4. Sniffing Packets

A network of computers and peripherals communicate in a very logical and predictable manner defined by a standard called the OSI Model. By adhering to the rules of behavior set out in this model, manufacturers can build multiple products that can seamlessly connect to each other.

Messages and data travel in 'packets' that are similar in concept to envelopes in a postal system. Imagine that you have a large letter for your mum, but there are too many pages of text to fit in a single envelope. So you take out as many envelopes as required, number them in order as 1 of 6, 2 of 6 and so forth. You then affix to each an address for your mum, and a return address in the case of non-delivery.

The protocols of the OSI Model are analogous to the work practice of the postman in his/her post office. These are the questions that must be answered:

Question 1 - does the address for mum exist?
Question 2 - what route is required to send a letter there?
Question 3 - can it be delivered - is anyone at home?
Action - send the letters.

Now, because there are six letters, there is no guarantee that the same postal sorter will handle them all, or that they will all arrive together. If mum does not receive all six, she can complain and the postal system will request that you send them again. If she does get them all then she can arrange them in order and read them.

So how do we establish addresses on a network?

Each computer attached to a network typically has three pieces of information that identify it. There is a private unique address associated with the hardware, called a MAC address. There is an Internet Protocol (IP) address that identifies the computer on the network to which it is attached at a given time. And there is the computer name.

As a rule the MAC address remains unchanged, the IP address changes each time the computer is attached to a different address, and any administrative user can change the name of a computer at will.

So why all the addressing?

Think of things this way. Suppose you have a camper van that has a state registration number; this is like a MAC address. You like to drive from camper site to camper site and stay over for a while. Each site has a different street address, and within each site there are numbered bays where you park and plug in. This is like an IP Address. The name is what you choose to call the camper; last year you might have had 'Bingo Bob' painted on your van, but this year it's 'Elenora'.

For Big Brother to find you, he needs to keep track of your combined registration information and the site and bay in which you are parked. This list, in the techno world, is called the Address Resolution Protocol (ARP) list. Devices connected to a network maintain an up-to-date ARP listing so that the postman doesn't get lost.

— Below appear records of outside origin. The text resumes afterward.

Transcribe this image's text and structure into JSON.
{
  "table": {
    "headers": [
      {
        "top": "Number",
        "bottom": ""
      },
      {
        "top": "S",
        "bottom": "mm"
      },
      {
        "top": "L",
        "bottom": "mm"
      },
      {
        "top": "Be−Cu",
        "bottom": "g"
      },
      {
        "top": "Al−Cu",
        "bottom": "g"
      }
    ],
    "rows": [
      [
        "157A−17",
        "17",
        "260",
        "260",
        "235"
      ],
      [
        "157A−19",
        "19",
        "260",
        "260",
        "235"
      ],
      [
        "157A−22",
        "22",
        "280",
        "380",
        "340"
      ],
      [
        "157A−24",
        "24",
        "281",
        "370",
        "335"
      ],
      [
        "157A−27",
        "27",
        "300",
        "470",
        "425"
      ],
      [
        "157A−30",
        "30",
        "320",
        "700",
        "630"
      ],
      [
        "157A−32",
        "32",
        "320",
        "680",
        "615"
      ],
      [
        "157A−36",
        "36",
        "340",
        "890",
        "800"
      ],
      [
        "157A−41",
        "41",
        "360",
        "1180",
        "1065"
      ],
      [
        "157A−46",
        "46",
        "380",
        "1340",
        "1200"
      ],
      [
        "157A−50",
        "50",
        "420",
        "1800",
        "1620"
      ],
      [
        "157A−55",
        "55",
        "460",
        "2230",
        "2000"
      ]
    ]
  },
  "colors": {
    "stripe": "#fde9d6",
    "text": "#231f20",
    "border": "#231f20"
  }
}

Now we can also have two types of postman: one who likes to meet and chat with everyone and is not discreet, or another that is very efficient and very discreet.

In the former case, the postman knocks at every dwelling in the estate and shows the contents of the letters to anyone who answers the door. In network terms, we would say that our data was being routed on a non-switched network. In the latter case, our discreet postman delivers the letters to your mum only. This form of direct routing occurs on a switched network.

A network that is non-switched is open to very simple form of hacking. If I am sitting on such a network and I am running a program named TCPDUMP, I can operate in "promiscuous mode" to see network packets (our open letters) destined for all PCs on that network. If a user on a PC on the network is logging into a site that does not use SSL, then the username and password will be retrieved by a program such as TCPDUMP, or a more focused cousin named DSNIFF.